One diplomatic cable sent in May 2008 hinted at a dispute between the Qatari intelligence agencies and the country’s then all-powerful Prime Minister Hamad bin Jassim bin Jaber al Thani over the handling of the al-Subaiy case.

In the cable sent by the US’s then charge d’affaires Michael Ratney, ahead of a visit by Treasury Secretary Henry Paulson, he wrote: “HBJ was involved very early on, but to the consternation, we believe, of Qatar’s security agencies. If you raise the issue on this visit, it should be limited to thanking the Qataris for their cooperation on the case… We believe any more detailed discussion of the case should be done through the Qatari Attorney General and intelligence service, and not with HBJ.”

Al-Subaiy was released after six months in September 2009 and immediately added to a UNs’ list of individuals subject to targeted sanctions because of their terrorist links.

The latest documents released by the US Treasury disclose that al-Subaiy has continued to fund terrorist activities.

Ashraf Muhammad Yusuf Uthman Abd al-Salam, who has been fighting in Syria since the beginning of the year, is alleged to have helped al-Subaiy to transfer of “hundreds of thousands of dollars” intended for al-Qaeda in Pakistan. Abd al-Salam is described by the Americans as a financial backer of al-Qaeda in Iraq and the al-Nusra Front, which is an al-Qaeda affiliated jihadi group operating in Syria.

The terror network extends to another Qatari national, also added to the blacklist last month by US government.
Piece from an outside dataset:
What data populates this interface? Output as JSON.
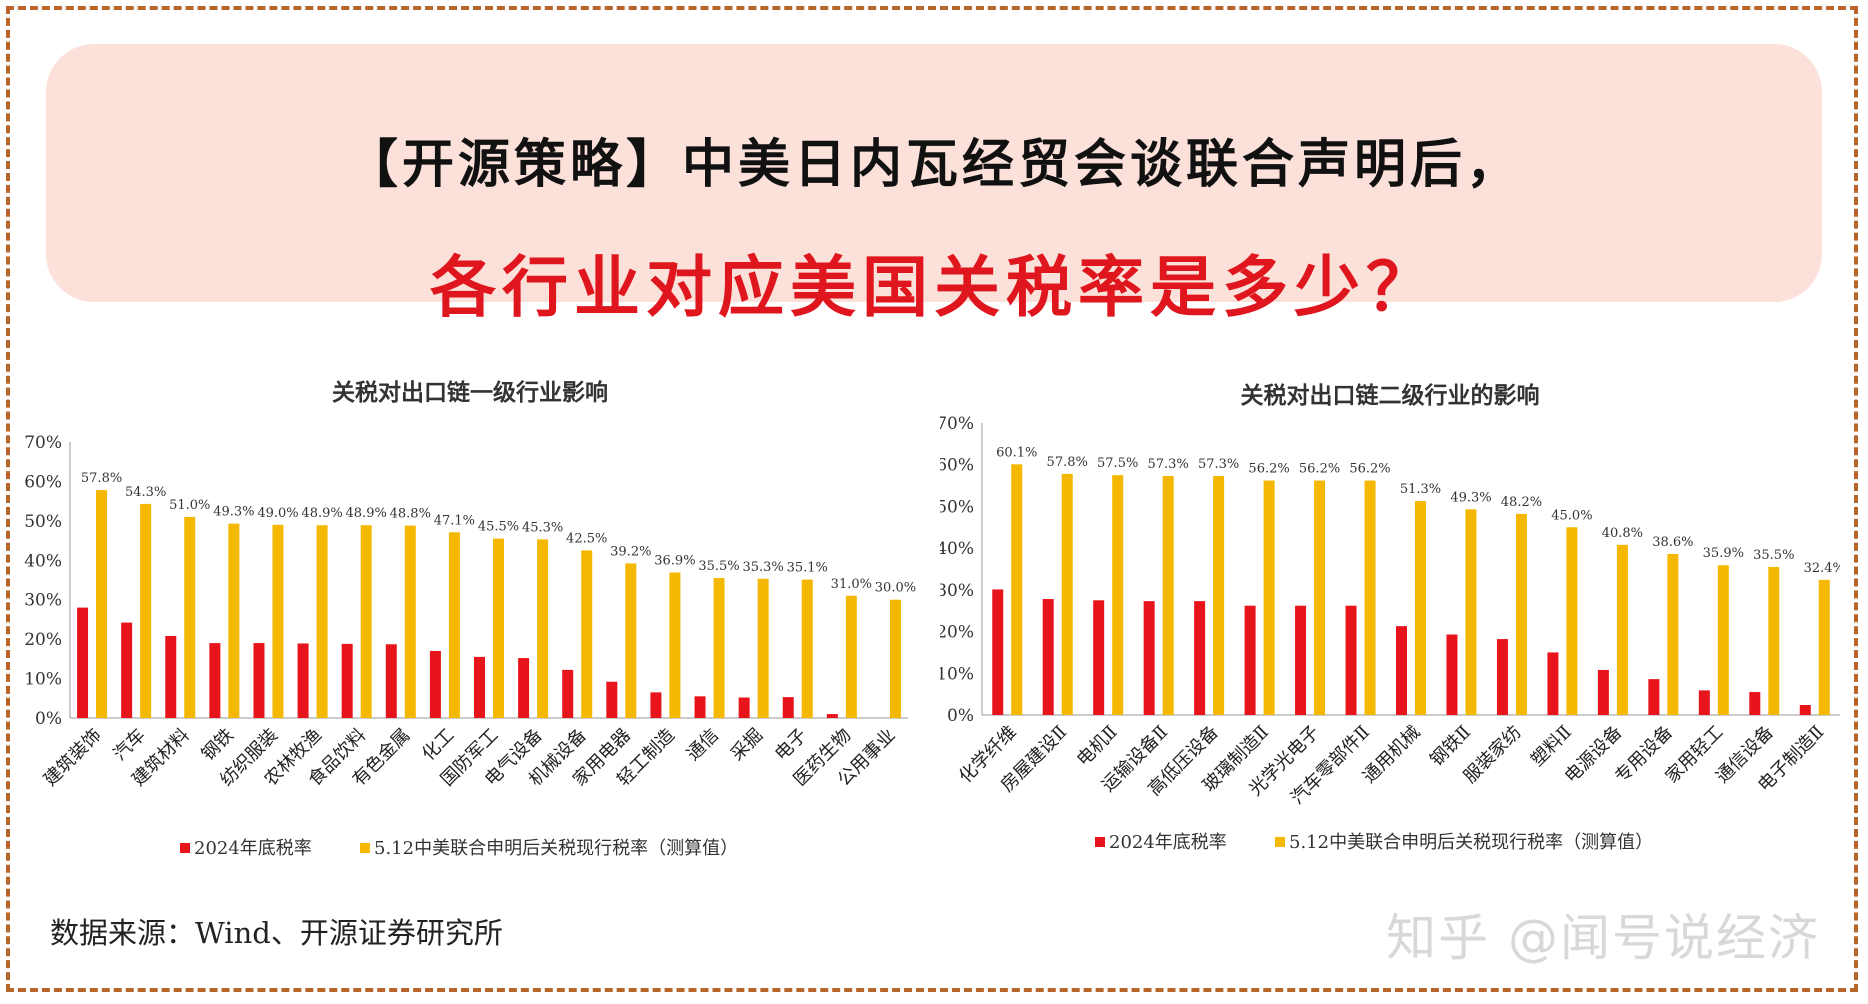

Ibrahim Isa Hajji Muhammad al-Bakr had previously been jailed in Qatar in the early 2000s for funding terrorism but, according to the US, “was subsequently released from prison after he promised not to conduct terrorist activity in Qatar”.

The US claims he has since gone on to become a major fundraiser for both al-Qaeda and the Taliban and serves as a link between “Gulf-based al-Qaeda financiers and Afghanistan”.

The latest documents also disclosed that an unidentified financier, based in Qatar, had sent £1.25 million to Tariq al-Harzi, who is accused of being in charge of ISIS operation in helping foreign jihadis, including many Britons, to cross the border from Turkey into Syria.

Another senior Qatari – Abd al-Rahman bin Umayr al-Nuaymi – was designated as a terrorist in December last year by the US government. He is accused by the US of transferring £1.25 million a month to al-Qaida in Iraq.

Dr David Weinberg, a Senior Fellow at the Foundation for Defense of Democracies who recently testified on Qatari terror finance before the US Congress, said he was preparing a report which would name 20 Qataris with links to terror financing.

“The scope of Qatar-based terrorist fundraising is astonishing,” said Dr Weinberg, “According to current US officials, tiny Qatar has displaced its much bigger neighbour Saudi Arabia as the number one source of private donations to Isil and other violent extremists in Syria and Iraq.”

Dr Weinberg added: “Qatar has a long history of turning a blind eye to backers of al-Qaeda in its midst. Now the Qataris are repeating history all over again, refusing to arrest blacklisted terror financiers right under their noses. The known al-Qaeda funders whom they let out of jail have gone on to become some of terrorism’s top moneymen, boosting Isil, Khorasan, and other al-Qaeda linked groups.”